Ultrafast broadband watch

17:00, Jun 26 2011


The Government has put a number on how many people will miss out from its UFB and rural broadband (RBI) initiatives.

About 1.3 per cent of New Zealanders – 57,000 people – can expect to get little direct benefit, other than perhaps better broadband at their local school.

Telecom and Vodafone have between them guaranteed to provide broadband speeds of 5 megabits per second to about 900,000 rural Kiwis under the $285 million RBI scheme. About another 200,000 can expect at least a 1Mbps service, but Communications Minister Steven Joyce said the most remote 1.3 per cent of New Zealand households would not be able to obtain peak speeds of 1Mbps using Telecom's fixed-line network, Vodafone's rural wireless service or mobile broadband.

Mr Joyce said satellite broadband remained an option for those households, but there would be no Government subsidy.

"We are observing an increasingly competitive market for satellite services providing speeds of up to 5Mbps, available without government assistance," he said. Those communities might also be able to develop "innovative solutions" by investing in their own broadband services such as wi-fi or "mesh networks", connecting those to the "open access" RBI network, he said.



Telecom has pulled down the shutters until at least August as it prepares the documentation for its proposed sharemarket split.

The company said in a statement that securities law would constrain it from communicating any information to investors, staff or the media that could reasonably be expected to encourage shareholders to vote for or against structural separation, until after it publishes a booklet on the demerger.

The booklet will not be published until after Telecom posts its annual accounts in mid-August, at the every earliest, a spokesman said.


IDC Research analyst Rosalie Nelson said planning for Telecom's new retail business would be in full swing and the company might be considering a name change.

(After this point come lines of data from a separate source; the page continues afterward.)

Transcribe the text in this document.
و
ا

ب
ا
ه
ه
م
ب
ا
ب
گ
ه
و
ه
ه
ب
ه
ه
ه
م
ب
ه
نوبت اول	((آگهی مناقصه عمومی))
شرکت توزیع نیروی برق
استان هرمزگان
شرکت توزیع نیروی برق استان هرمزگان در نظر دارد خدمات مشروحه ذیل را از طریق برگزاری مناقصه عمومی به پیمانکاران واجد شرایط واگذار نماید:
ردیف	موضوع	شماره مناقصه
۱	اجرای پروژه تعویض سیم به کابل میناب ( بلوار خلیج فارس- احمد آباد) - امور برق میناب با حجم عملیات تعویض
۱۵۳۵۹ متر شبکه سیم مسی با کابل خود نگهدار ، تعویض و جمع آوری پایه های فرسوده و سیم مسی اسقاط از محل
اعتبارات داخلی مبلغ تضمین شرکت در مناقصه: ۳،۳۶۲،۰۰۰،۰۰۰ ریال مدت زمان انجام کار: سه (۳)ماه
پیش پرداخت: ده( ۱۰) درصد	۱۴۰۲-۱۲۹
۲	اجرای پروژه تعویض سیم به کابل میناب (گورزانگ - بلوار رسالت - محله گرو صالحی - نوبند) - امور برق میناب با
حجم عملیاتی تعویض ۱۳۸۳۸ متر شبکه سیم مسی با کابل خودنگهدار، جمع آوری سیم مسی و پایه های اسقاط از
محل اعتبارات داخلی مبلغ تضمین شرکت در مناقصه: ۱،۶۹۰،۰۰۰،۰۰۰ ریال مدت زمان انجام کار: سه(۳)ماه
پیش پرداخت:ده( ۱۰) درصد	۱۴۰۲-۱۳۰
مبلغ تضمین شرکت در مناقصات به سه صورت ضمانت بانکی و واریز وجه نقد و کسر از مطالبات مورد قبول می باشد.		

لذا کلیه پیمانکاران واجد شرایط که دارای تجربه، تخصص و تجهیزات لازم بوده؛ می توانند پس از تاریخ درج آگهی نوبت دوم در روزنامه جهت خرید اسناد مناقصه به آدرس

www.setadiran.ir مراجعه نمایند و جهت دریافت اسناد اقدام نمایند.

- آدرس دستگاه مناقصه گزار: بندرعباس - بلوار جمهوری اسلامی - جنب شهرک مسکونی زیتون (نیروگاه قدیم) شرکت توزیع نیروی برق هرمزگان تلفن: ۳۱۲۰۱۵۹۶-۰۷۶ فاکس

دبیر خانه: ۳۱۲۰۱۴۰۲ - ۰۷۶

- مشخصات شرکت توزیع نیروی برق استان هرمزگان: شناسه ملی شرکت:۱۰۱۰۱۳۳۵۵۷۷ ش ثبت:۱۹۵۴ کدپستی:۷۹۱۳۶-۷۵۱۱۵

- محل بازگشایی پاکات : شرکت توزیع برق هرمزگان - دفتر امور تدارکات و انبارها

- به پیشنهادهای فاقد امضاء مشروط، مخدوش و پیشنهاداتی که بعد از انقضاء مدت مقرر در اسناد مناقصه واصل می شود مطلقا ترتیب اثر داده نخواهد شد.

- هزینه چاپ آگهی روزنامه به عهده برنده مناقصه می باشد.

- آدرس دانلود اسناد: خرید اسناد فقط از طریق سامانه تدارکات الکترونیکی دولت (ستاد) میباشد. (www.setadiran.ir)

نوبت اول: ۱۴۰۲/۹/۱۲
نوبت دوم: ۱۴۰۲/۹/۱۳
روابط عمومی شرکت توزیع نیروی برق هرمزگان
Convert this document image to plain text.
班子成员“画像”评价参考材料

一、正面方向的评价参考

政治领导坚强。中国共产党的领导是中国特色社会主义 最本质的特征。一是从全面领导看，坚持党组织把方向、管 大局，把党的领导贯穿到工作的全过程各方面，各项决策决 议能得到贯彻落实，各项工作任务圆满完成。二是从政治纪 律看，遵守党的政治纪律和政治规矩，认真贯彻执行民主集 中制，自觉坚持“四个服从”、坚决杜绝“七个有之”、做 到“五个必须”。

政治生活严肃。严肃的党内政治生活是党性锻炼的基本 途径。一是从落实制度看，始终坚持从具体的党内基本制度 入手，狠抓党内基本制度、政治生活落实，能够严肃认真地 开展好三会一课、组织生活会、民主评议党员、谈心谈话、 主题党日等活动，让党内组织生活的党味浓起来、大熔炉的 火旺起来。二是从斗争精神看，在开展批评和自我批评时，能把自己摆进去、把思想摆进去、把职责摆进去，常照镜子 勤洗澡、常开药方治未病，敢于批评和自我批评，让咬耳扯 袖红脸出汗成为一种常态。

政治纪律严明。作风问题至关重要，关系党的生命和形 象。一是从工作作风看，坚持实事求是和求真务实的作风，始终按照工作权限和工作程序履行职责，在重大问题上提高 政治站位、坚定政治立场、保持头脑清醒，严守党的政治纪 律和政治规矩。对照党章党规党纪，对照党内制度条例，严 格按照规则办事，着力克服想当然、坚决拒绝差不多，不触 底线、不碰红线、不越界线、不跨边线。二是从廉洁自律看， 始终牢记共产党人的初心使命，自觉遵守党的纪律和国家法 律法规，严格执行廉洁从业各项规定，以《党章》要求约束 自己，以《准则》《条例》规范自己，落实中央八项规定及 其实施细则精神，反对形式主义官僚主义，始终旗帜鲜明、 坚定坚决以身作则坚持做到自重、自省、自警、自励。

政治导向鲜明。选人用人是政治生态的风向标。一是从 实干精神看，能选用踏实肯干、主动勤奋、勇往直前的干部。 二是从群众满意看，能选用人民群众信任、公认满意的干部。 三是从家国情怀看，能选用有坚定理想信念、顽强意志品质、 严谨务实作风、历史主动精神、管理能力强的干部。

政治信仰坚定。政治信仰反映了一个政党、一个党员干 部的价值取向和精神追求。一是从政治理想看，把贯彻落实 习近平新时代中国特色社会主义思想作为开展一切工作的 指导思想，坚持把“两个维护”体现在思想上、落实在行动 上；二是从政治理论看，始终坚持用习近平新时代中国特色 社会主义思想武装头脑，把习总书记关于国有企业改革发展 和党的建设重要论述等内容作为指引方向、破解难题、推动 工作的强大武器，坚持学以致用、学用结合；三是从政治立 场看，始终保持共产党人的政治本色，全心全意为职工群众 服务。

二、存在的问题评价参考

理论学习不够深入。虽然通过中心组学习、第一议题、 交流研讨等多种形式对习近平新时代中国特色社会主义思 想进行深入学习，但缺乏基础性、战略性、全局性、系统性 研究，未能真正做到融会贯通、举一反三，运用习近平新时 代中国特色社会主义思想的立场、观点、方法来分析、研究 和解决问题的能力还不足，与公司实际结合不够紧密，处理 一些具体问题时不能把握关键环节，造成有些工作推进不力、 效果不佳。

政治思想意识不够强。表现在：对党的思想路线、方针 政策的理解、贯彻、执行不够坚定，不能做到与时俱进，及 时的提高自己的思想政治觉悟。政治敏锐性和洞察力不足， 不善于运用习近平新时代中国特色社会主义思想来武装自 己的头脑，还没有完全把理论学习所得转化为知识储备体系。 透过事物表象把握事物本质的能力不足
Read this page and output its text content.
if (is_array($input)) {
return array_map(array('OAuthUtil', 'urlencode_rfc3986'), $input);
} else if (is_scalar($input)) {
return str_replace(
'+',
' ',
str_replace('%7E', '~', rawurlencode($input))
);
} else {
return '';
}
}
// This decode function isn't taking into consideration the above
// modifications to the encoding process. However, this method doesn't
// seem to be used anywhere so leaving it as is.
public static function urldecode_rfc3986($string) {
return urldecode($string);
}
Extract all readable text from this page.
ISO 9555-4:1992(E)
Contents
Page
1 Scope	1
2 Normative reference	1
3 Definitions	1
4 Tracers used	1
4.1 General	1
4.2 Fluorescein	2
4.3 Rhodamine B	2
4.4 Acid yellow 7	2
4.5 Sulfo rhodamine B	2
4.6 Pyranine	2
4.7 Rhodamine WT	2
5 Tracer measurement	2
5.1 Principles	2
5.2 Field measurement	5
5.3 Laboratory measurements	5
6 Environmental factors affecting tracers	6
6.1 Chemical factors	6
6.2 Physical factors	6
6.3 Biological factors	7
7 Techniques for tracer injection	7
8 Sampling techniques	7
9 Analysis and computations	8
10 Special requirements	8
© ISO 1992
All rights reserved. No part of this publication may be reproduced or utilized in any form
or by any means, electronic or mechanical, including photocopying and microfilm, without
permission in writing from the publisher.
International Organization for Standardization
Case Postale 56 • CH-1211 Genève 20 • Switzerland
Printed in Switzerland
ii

"It would not surprise me to see a rebranding of the name because there is a legacy carried with the Telecom brand – both good and bad – and we are now talking about an entirely new business."

The retail business would need to significantly reduce its costs and would have an incentive to persuade customers to move from fixed to mobile broadband, she said.


BT has delayed a trial of fibre-to-the-home in Britain after finding it was taking far longer than expected for engineers to install fibre in people's homes. The trial may give an insight into some of the challenges faced by Chorus and its three fellow UFB network builders.

BT told British news site The Register it was taking an average of seven hours for two engineers to complete each "managed install". Broadband programme director Johnny McQuoid said the delays were caused by duct blockages and because some customers insisted on being present during installation. A quarter of homes took the best part of two days to connect.

New Zealand's UFB scheme will see 1.1 million homes connected with fibre. Based on BT's average connection times, hooking them up to fibre in the street would take 1000 employees about nine years.